Not everything, though, for D&D was high rolls and laughs. Starting in 1979, D&D was being blamed for various murders and suicides. The period of such D&D accusations was known as the “satanic panic” in the media. Such examples included James Dallas Egbert III, described as a gifted but troubled boy who would kill himself in 1980. His parents believed D&D had warped his mind.

In 1982 Patricia A. Pulling also thought D&D was to blame for the suicide of her son. Some religious organizations also claimed D&D led to satanic cults, sexual perversion, and drugs, to name a few. The claims were based on little to no facts about the game itself. Gygax, at one point, participated in a 60-minute special trying to defend D&D.

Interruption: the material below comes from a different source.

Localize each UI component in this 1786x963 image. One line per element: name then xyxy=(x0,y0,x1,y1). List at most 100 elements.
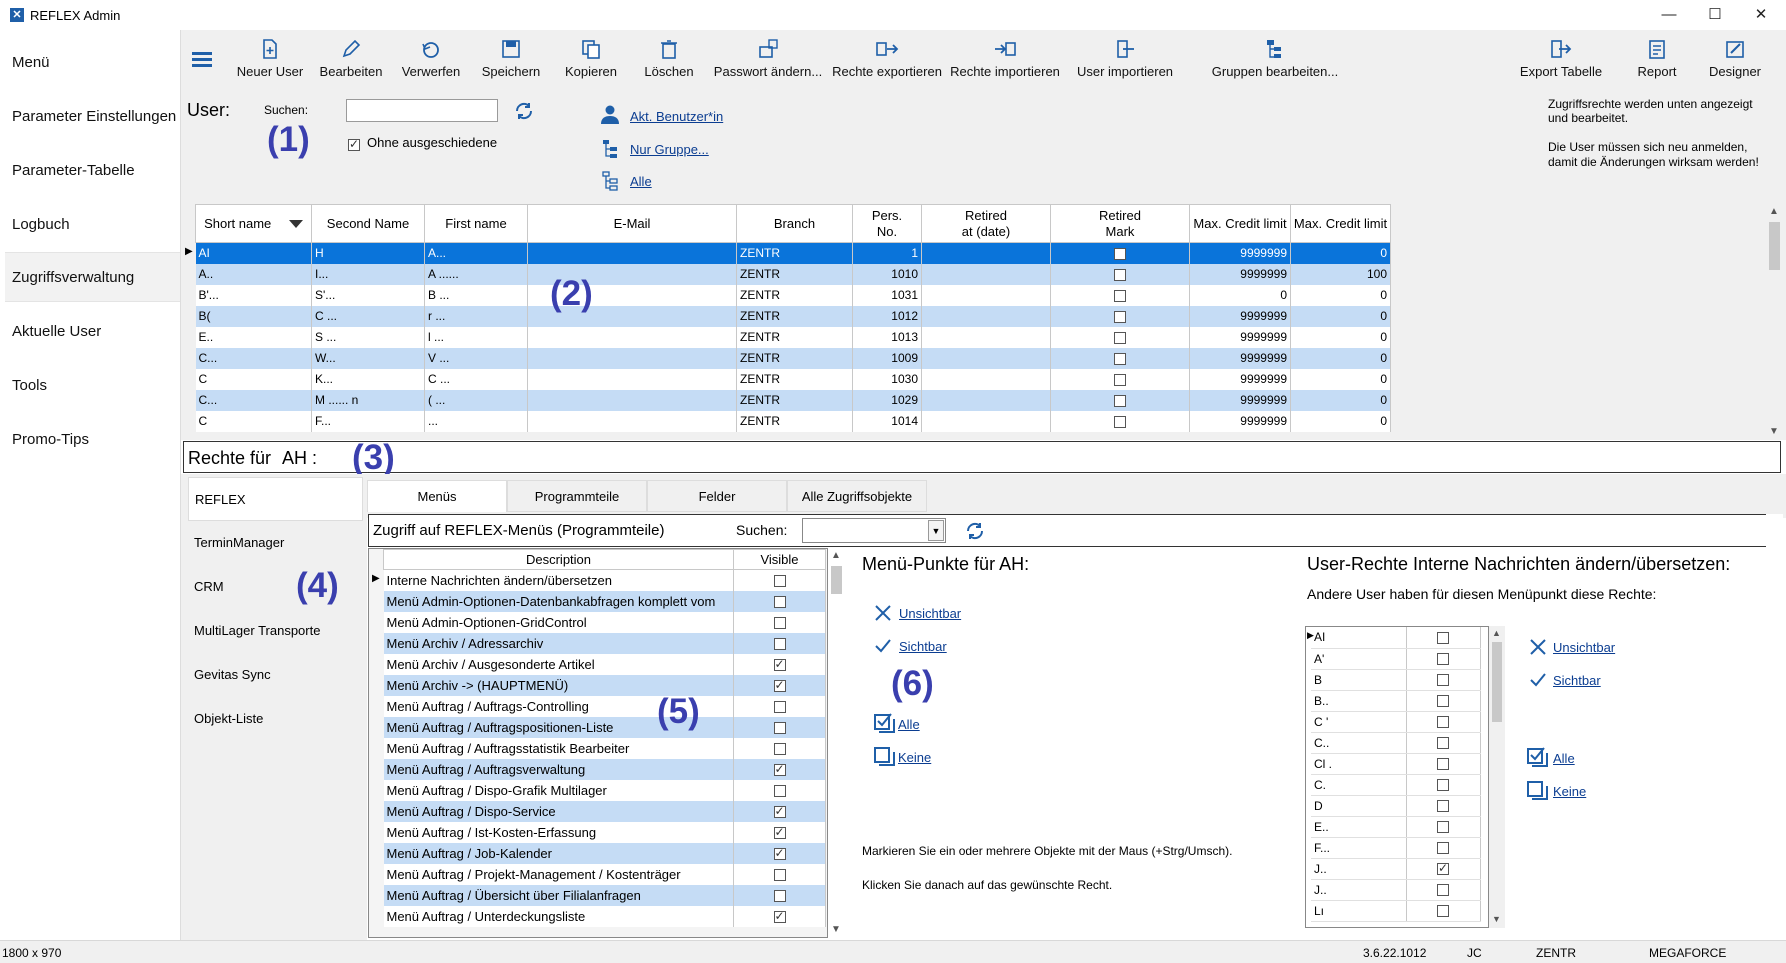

Eventually, the claims died down, and pop culture treated D&D as being silly. Slowly though, thanks to shows such as Stranger Things or Critical Role, D&D has gained popularity amongst the masses. Not just nerds, but even celebrities said they played and enjoyed D&D. Steven Colbert, Jack Black, Patton Oswalt, Felicia Day, and even Vin Diesel all love D&D. Some even have videos on YouTube you can watch. D&D is fun and immersive, excellent for bonding with friends and family. It encourages imagination, improvisation, and dice, lots and lots of dice.